Experimental Design: Fifteen patients with neuroendocrine cancer were examined with ⁶⁸Ga-DOTATOC PET/CT after intravenous (i.v.) and intraarterial (i.a.) administration within 4 weeks of each other and without any intervening therapy. Eleven patients had multifocal metastases, six were considered to have unresectable primary tumor. The intraarterial catheter was placed in the vessel supplying the main tumor burden. The standard uptake value (SUV) was used to compare intratumoral concentrations of ⁶⁸Ga-DOTATOC.

Results: Compared with i.v. infusion, the i.a. infusion resulted in an increased SUV in 117 of 122 (96%) liver metastases. The average increase in SUV was 3.75-fold higher with i.a. administration. The increase in uptake for the primary tumors was dependent on the selectivity of the catheter placement, resulting in variable increases in SUV after i.a. injection (1.44- to 7.8-fold higher).

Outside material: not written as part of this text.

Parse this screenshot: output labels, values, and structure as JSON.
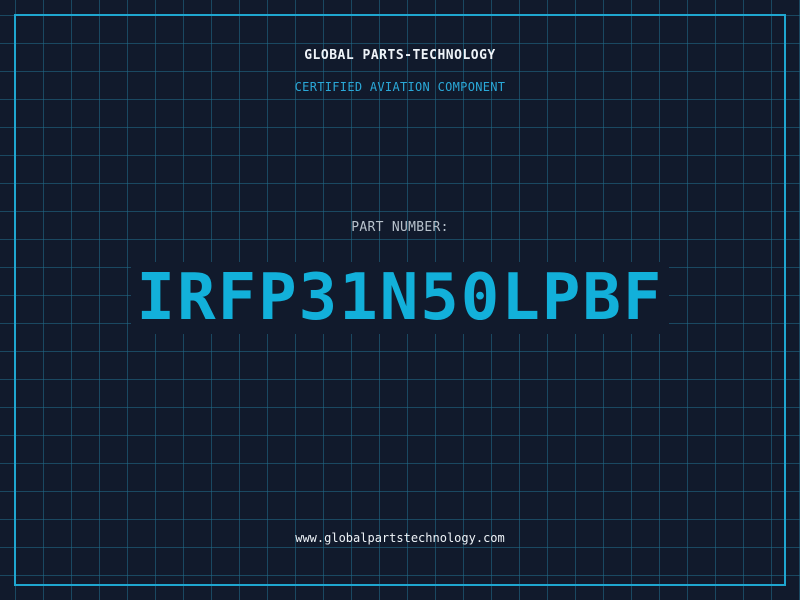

Conclusions: This study showed that uptake of DOTATOC is commonly several fold higher after selective i.a. administration in comparison with i.v. injection in both the primary tumor as well as in liver metastases of neuroendocrine cancer. Therefore, intraarterial DOTATOC is a promising drug for regionally intensified radiopeptide therapy. Clin Cancer Res; 16(10); 2899–905. ©2010 AACR.